Gezilebilecek güzel bir müze: Zaans Museum yerel bir çok şeyi bulabileceğiniz, bilgi edinebileceğiniz özellikte.
Ulaşım
Diğer yerlerde olduğu gibi bu köye de ulaşım konusunda oldukça seçenek var.
Tren
Zaanse Schans Köyü’ne en hızlı ulaşım yöntemi merkez tren istasyonundan trene binmek. Trenle 10-15 dakikada gidilen bu yolculuğun ücreti gidiş-geliş 7.2€ ancak tren istasyonunda merkeze yürüme 10-15 dakika sürüyor.
Otobüs
Zaanse Schans’a otobüsle Amsterdam Central’daki EBS ofislerinden, gidiş-geliş 10€ ödeyerek alabiliyorsunuz. Bu kartı aldıktan sonra E platformundan kalkan 391 veya 817 numaralı otobüslerle köye ulaşabilirsiniz. 391 numaralı otobüsün güzergahı biraz daha uzun olduğu için yolculuğunuz 50 dakika sürerken, daha hızlı rotaya sahip olan 817 numaralı hattı kullanırsanız 20 dakikada varmış olursunuz.
**817 numaralı hat ekspres hat olduğu sadece yaz dönemlerinde aktif olarak çalışıyor.
Sizde bizim gibi Amsterdam Region&Travel Ticket alırsanız hem Edam-Vollendam güzergahını hem de Zaanse Schans Köyü güzergahını tek bilet alarak gezmiş olursunuz.
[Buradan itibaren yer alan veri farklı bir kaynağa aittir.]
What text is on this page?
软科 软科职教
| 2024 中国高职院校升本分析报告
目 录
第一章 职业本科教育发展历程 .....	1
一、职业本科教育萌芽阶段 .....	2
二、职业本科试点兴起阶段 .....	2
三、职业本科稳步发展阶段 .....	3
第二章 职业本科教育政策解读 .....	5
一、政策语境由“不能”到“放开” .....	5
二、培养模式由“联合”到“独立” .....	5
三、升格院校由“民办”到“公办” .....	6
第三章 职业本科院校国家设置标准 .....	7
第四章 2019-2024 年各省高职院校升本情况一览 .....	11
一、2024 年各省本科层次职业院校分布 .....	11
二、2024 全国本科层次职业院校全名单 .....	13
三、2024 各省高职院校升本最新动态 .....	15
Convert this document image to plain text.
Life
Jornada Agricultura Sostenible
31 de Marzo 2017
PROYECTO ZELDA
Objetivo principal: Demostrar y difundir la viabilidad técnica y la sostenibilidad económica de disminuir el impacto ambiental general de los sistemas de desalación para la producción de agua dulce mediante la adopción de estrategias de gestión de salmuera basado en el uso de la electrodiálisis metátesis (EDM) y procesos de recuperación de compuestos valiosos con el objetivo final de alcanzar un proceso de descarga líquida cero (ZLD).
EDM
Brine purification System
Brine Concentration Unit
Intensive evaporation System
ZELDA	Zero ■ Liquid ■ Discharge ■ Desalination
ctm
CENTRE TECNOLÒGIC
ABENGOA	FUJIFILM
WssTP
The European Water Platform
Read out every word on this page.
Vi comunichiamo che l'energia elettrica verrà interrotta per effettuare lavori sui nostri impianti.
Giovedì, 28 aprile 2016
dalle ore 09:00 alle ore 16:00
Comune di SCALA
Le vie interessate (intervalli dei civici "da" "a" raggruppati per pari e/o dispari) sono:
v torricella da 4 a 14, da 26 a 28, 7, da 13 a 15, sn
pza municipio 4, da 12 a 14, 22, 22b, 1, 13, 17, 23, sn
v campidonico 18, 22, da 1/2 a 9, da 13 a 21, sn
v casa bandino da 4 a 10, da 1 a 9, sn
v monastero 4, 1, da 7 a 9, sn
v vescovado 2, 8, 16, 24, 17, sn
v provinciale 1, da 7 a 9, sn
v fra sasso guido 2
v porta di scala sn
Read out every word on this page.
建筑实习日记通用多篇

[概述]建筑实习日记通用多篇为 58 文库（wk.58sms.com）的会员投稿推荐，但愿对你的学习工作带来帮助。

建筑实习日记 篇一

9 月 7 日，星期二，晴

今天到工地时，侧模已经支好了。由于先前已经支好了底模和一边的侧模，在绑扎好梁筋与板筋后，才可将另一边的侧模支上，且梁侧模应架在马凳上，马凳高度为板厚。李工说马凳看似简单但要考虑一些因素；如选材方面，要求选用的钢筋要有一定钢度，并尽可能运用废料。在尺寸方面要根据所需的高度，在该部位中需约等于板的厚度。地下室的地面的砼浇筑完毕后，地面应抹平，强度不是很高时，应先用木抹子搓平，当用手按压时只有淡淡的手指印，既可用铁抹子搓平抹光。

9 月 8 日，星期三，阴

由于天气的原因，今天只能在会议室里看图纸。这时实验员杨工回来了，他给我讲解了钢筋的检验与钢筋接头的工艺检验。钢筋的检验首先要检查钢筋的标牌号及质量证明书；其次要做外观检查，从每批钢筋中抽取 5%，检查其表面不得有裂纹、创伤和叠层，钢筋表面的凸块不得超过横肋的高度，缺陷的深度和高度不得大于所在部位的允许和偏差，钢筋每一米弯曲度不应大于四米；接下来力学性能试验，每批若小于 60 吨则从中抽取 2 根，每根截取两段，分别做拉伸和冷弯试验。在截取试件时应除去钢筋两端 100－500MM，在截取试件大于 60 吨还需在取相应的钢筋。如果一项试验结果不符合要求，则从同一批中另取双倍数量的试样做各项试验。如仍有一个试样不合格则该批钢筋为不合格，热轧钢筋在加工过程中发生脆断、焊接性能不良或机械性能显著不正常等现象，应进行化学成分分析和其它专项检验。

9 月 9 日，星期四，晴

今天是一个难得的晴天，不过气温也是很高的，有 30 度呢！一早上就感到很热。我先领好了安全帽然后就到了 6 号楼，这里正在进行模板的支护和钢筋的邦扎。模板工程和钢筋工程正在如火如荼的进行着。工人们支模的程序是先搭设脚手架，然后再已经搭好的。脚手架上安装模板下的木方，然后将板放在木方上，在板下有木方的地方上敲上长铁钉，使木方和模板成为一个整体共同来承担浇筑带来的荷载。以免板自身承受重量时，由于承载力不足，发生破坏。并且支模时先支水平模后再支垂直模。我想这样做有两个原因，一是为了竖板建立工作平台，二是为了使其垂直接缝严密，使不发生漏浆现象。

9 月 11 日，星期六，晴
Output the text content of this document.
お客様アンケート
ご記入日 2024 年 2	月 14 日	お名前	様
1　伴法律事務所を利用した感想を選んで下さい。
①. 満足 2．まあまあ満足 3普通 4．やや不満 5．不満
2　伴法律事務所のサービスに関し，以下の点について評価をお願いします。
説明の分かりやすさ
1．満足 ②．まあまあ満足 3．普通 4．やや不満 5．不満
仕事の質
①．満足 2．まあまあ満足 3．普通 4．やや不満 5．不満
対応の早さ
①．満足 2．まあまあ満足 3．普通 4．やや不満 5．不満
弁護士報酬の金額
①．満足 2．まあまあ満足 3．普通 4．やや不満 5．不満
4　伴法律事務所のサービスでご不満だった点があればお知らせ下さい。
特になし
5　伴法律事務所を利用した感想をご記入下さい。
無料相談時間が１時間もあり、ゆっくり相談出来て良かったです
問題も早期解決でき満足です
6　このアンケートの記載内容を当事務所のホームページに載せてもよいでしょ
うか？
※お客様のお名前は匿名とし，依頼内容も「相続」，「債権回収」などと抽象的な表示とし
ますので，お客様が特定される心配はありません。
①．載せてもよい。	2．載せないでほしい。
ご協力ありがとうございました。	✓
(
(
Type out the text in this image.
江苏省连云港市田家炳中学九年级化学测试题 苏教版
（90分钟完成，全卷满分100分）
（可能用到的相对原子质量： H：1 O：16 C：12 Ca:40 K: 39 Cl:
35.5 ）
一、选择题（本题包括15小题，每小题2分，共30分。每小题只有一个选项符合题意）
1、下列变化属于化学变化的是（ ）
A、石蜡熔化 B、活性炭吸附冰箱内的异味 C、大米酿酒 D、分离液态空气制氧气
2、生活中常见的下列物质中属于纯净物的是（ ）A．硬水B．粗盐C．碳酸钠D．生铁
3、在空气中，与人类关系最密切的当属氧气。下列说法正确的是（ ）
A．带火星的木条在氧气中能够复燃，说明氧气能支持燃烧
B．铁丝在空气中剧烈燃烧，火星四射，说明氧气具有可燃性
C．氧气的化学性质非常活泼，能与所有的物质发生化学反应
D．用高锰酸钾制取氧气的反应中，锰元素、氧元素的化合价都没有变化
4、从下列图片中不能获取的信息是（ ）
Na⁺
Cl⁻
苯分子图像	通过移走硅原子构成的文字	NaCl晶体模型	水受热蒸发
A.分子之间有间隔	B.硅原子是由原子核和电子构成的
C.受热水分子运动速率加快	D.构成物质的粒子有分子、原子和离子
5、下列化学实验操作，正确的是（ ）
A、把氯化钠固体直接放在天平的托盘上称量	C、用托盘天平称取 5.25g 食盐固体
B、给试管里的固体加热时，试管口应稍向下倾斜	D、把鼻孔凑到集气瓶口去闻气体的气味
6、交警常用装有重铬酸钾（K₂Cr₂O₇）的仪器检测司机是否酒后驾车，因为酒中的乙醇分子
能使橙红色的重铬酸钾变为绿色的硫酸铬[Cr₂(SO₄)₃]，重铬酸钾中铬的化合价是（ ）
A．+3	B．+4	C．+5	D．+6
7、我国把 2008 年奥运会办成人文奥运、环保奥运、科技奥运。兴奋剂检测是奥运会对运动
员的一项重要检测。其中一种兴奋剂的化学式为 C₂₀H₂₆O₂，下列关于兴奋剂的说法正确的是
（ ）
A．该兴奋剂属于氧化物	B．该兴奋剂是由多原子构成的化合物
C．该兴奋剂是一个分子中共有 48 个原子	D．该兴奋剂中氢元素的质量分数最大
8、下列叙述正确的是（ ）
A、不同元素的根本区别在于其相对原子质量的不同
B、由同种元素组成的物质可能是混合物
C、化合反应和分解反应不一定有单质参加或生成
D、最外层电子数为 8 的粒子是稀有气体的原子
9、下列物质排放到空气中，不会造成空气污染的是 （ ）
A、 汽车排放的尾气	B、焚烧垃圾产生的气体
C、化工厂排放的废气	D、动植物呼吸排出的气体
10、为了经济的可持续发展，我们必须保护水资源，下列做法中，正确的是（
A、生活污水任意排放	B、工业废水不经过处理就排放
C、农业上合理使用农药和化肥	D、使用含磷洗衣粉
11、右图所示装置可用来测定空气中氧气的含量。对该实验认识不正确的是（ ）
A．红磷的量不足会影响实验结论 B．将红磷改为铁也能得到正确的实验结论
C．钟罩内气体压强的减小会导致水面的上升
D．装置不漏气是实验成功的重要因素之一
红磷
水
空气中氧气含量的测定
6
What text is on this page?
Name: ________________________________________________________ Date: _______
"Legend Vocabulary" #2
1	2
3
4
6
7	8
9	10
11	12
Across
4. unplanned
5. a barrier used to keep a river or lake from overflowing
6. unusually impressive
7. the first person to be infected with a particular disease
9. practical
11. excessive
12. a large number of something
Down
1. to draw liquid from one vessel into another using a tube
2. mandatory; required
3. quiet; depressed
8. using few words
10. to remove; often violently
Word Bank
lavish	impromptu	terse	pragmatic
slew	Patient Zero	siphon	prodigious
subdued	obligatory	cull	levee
Hatta Amsterdam içinde de tramvay, metro ve otobüslere bu kart sayesinde ücretsiz olarak binebilirsiniz. Bu bilet 1 gün için kişi başı 18.50€.
Bizim otobüsü tercih etmemizin bir sebebi de tren istasyonu şehir merkezinden 15-20 dakika yürüme mesafesinde kalıyor. Otobüs şehir merkezine direk vardığı için bize daha cazip geldi. Otobüslerde Wi-Fi imkanı da olduğu için yolculuk hem çevreye bakarak hem de sosyal medyada canlı kalarak güzel geçti.
Son olarak uyaralım, Zaanse Schans Köyü’ne ne zaman giderseniz gidin her an yağmur yağacakmış gibi hazırlıklı olunmalı. Şansımıza 29 Aralık olmasına rağmen harika bir güneşle karşıladı bizi bu güzel köy!